Secondo lungometraggio di Besson. E' proprio tra il 1985 e la fine dei '90 che Besson sarà il regista più trendy di Francia, infilando una pellicola di successo dietro l'altra. Con Giovanna D'Arco (1999) arriverà la prima cantonata che metterà un freno piuttosto deciso alla sua carriera tant'è che fino al 2014, con Lucy, Besson pur continuando a produrre film rimane nelle retrovie del cinema che conta. Subway è l'inizio della golden age, il film che lo segnala al grande pubblico internazionale, che fa incetta di consensi e premi in patria e che lancia Christopher Lambert (già distintosi per Greystoke - La Leggenda Di Tarzan) dritto verso Higlander, il film più importante della sua carriera. In Subway è già doppiato da Sergio Di Stefano, che ha contribuito non poco al glamour italiano dell'attore transalpino. Besson si segnala come un regista irrequieto, frenetico, smanioso, con l'urgenza di gettare negli occhi dello spettatore luci, colori e suoni. Subway è un film di poca trama e molta atmosfera. L'idea di base è assai interessante, tutto avviene sostanzialmente nella metropolitana, sottoterra, in una landa di nessuno che frequentiamo tutti i giorni ma che non conosciamo affatto e che si estrinseca in dedali labirintici freddi, sporchi e metallici. Qui si rifugia un perditempo (Lambert) che durante un furto entra in possesso accidentalmente di documenti scottanti. Braccato, si seppellisce nella metro, dove scopre altri sbandati pronti a sfangare la giornata con ogni mezzo. Diventa amico delle ombre e nel frattempo instaura una relazione sui generis con Isabelle Adjani, moglie del magnate al quale sono stati sottratti i documenti.
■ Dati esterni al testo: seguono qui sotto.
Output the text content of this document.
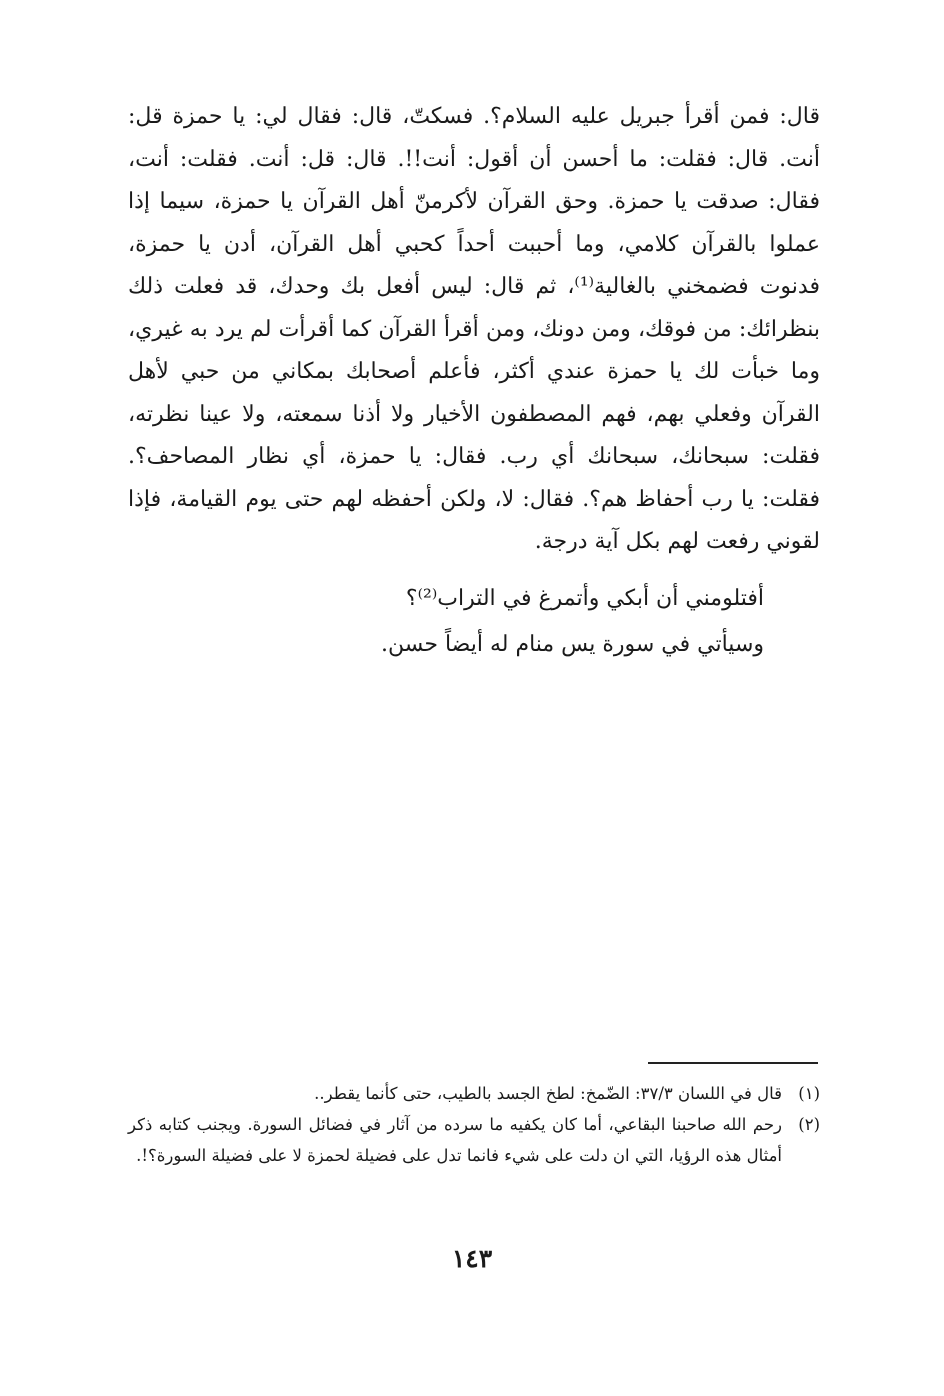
قال: فمن أقرأ جبريل عليه السلام؟. فسكتّ، قال: فقال لي: يا حمزة قل: أنت. قال: فقلت: ما أحسن أن أقول: أنت!!. قال: قل: أنت. فقلت: أنت، فقال: صدقت يا حمزة. وحق القرآن لأكرمنّ أهل القرآن يا حمزة، سيما إذا عملوا بالقرآن كلامي، وما أحببت أحداً كحبي أهل القرآن، أدن يا حمزة، فدنوت فضمخني بالغالية⁽¹⁾، ثم قال: ليس أفعل بك وحدك، قد فعلت ذلك بنظرائك: من فوقك، ومن دونك، ومن أقرأ القرآن كما أقرأت لم يرد به غيري، وما خبأت لك يا حمزة عندي أكثر، فأعلم أصحابك بمكاني من حبي لأهل القرآن وفعلي بهم، فهم المصطفون الأخيار ولا أذنا سمعته، ولا عينا نظرته، فقلت: سبحانك، سبحانك أي رب. فقال: يا حمزة، أي نظار المصاحف؟. فقلت: يا رب أحفاظ هم؟. فقال: لا، ولكن أحفظه لهم حتى يوم القيامة، فإذا لقوني رفعت لهم بكل آية درجة.

أفتلومني أن أبكي وأتمرغ في التراب⁽²⁾؟

وسيأتي في سورة يس منام له أيضاً حسن.

(١)
قال في اللسان ٣٧/٣: الضّمخ: لطخ الجسد بالطيب، حتى كأنما يقطر..
(٢)
رحم الله صاحبنا البقاعي، أما كان يكفيه ما سرده من آثار في فضائل السورة. ويجنب كتابه ذكر أمثال هذه الرؤيا، التي ان دلت على شيء فانما تدل على فضيلة لحمزة لا على فضيلة السورة؟!.
١٤٣
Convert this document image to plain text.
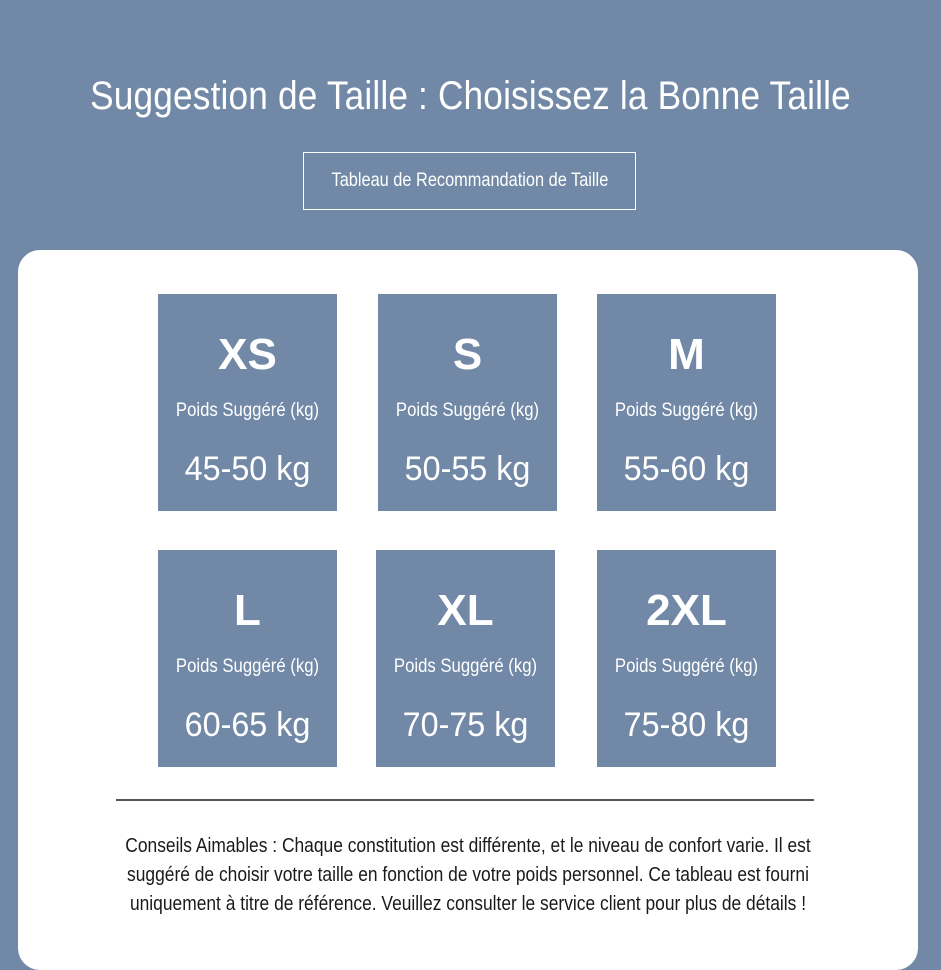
Suggestion de Taille : Choisissez la Bonne Taille
Tableau de Recommandation de Taille
XS
Poids Suggéré (kg)
45-50 kg
S
Poids Suggéré (kg)
50-55 kg
M
Poids Suggéré (kg)
55-60 kg
L
Poids Suggéré (kg)
60-65 kg
XL
Poids Suggéré (kg)
70-75 kg
2XL
Poids Suggéré (kg)
75-80 kg
Conseils Aimables : Chaque constitution est différente, et le niveau de confort varie. Il est
suggéré de choisir votre taille en fonction de votre poids personnel. Ce tableau est fourni
uniquement à titre de référence. Veuillez consulter le service client pour plus de détails !
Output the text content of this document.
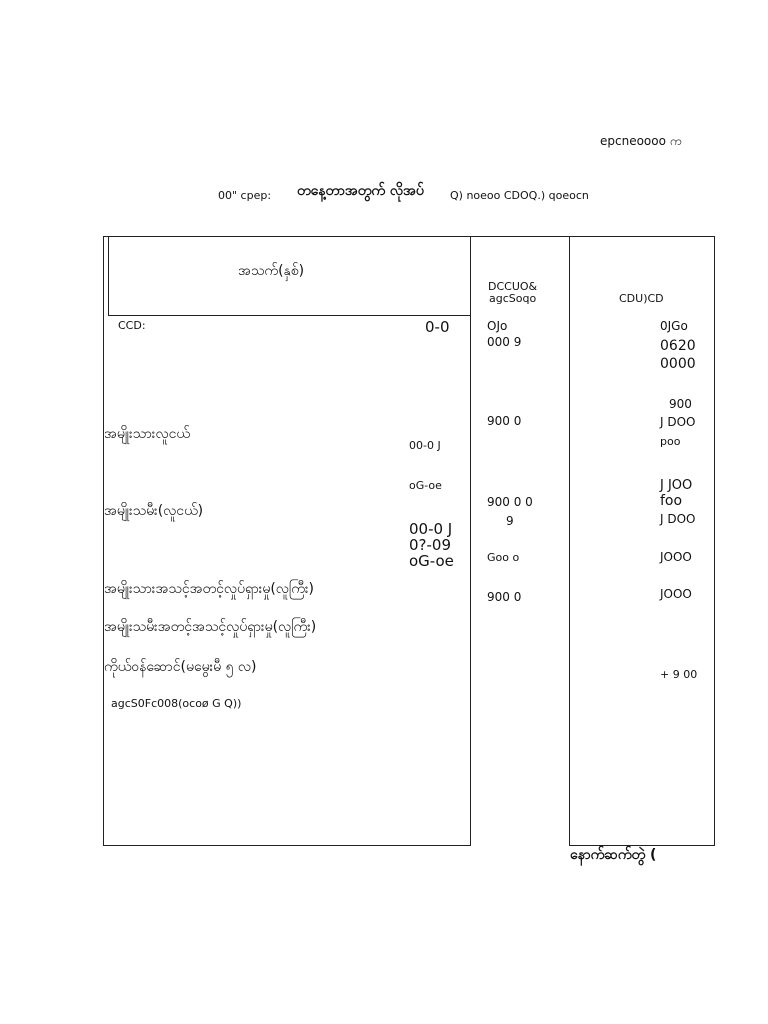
epcneoooo က
00" cpep: တနေ့တာအတွက် လိုအပ် Q) noeoo CDOQ.) qoeocn
အသက်(နှစ်)
DCCUO&
agcSoqo	CDU)CD
CCD:	0-0
အမျိုးသားလူငယ်
00-0 J
oG-oe
အမျိုးသမီး(လူငယ်)
00-0 J
0?-09
oG-oe
အမျိုးသားအသင့်အတင့်လှုပ်ရှားမှု(လူကြီး)
အမျိုးသမီးအတင့်အသင့်လှုပ်ရှားမှု(လူကြီး)
ကိုယ်ဝန်ဆောင်(မမွေးမီ ၅ လ)
agcS0Fc008(ocoø G Q))
OJo
000 9
900 0
900 0 0
9
Goo o
900 0
0JGo
0620
0000
900
J DOO
poo
J JOO
foo
J DOO
JOOO
JOOO
+ 9 00
နောက်ဆက်တွဲ (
Besson racconta il tutto con poca vena di razionalizzare scene, dialoghi e personaggi. E' tutto molto punk, impressionista, grottesco, situazionista, un linguaggio quasi da cinema fantastico per una materia che invece è concreta, contemporanea, prosaica. Si viene colpiti dai colori, dalla continua mutevolezza dell'effimero, dalla musica martellante di Eric Serra (che nel film recita la parte del bassista). L'iconico Lambert gigioneggia con tutte le sue espressioni da disturbato mentale che, se da un verso si amalgamano a dovere con il clima del film, dall'altro non costituiscono certamente per lo spettatore una chiave interpretativa di ciò che accade. Del resto Lambert è così, prendere o lasciare. La Adjani cerca di mettersi in scia come può, racchiusa in un personaggio che in sceneggiatura è agli antipodi della logica e della coerenza. Di notte, al chiuso, accade di tutto in quella metropolitana, si può fare di tutto, il che risulta davvero poco credibile, anche perché in teoria il servizio si sorveglianza è sempre in giro, alla ricerca dei vari criminalucci di piccolo cabotaggio. E' un andirivieni di personaggi che durano un fuoco di paglia; eccezion fatta il fioraio ed il pattinatore, gli altri sono lampi vaghi e inconcludenti, utili solo a fare folclore. Idem la Polizia, degna di un film con Louis De Funés. Da un certo punto in poi Lambert si fissa con l'organizzazione di un concerto, come fosse la cosa più importante della sua vita. Perché? Perché sì.
Subway è sconclusionato forte. Ok, l'energia visiva sarà pure pulsante ma il film quasi non c'è. Pare un lungo videoclip che non di rado cerca di scimmiottare quello che si vede in America. Alcuni dialoghi sono irritanti per quanto sono sensazionalistici, buttai lì tanto per fare scena. Si prenda ad esempio lo scambio di Lambert e la Adjani quando ballano al bar della metro. Un istante prima lei dice: "sei interessato a me? Vorresti avermi? Beh, non mi avrai mai!" - poi invita a ballare Lambert ed inizia un ping pong demenziale che pare quello di Io e Zio Buck tra Macaulay Culkin e John Candy. All'epoca in Francia fu il terzo film più visto al cinema, recensioni entusiastiche. Citazioni disseminate qua e là come divertissement di Besson, l'inseguimento iniziale sulla scorta de Il Braccio Violento Della Legge, il neon che Lambert stringe in mano come una spada jedi, il finale ispirato a Fino All'Ultimo Respiro di Godard.
- SPOILER: Finale per altro un po' paraculesco perché l'ultima inquadratura di Lambert pare quasi voler essere beffardamente un gioco scoperto con lo spettatore, non era mica vero niente, forse Lambert neppure muore per davvero, o forse il film è finito e quella è un'inquadratura già da backstage, secondo la tipica "rottura di schemi" che Besson ha portato avanti per tutto il tempo.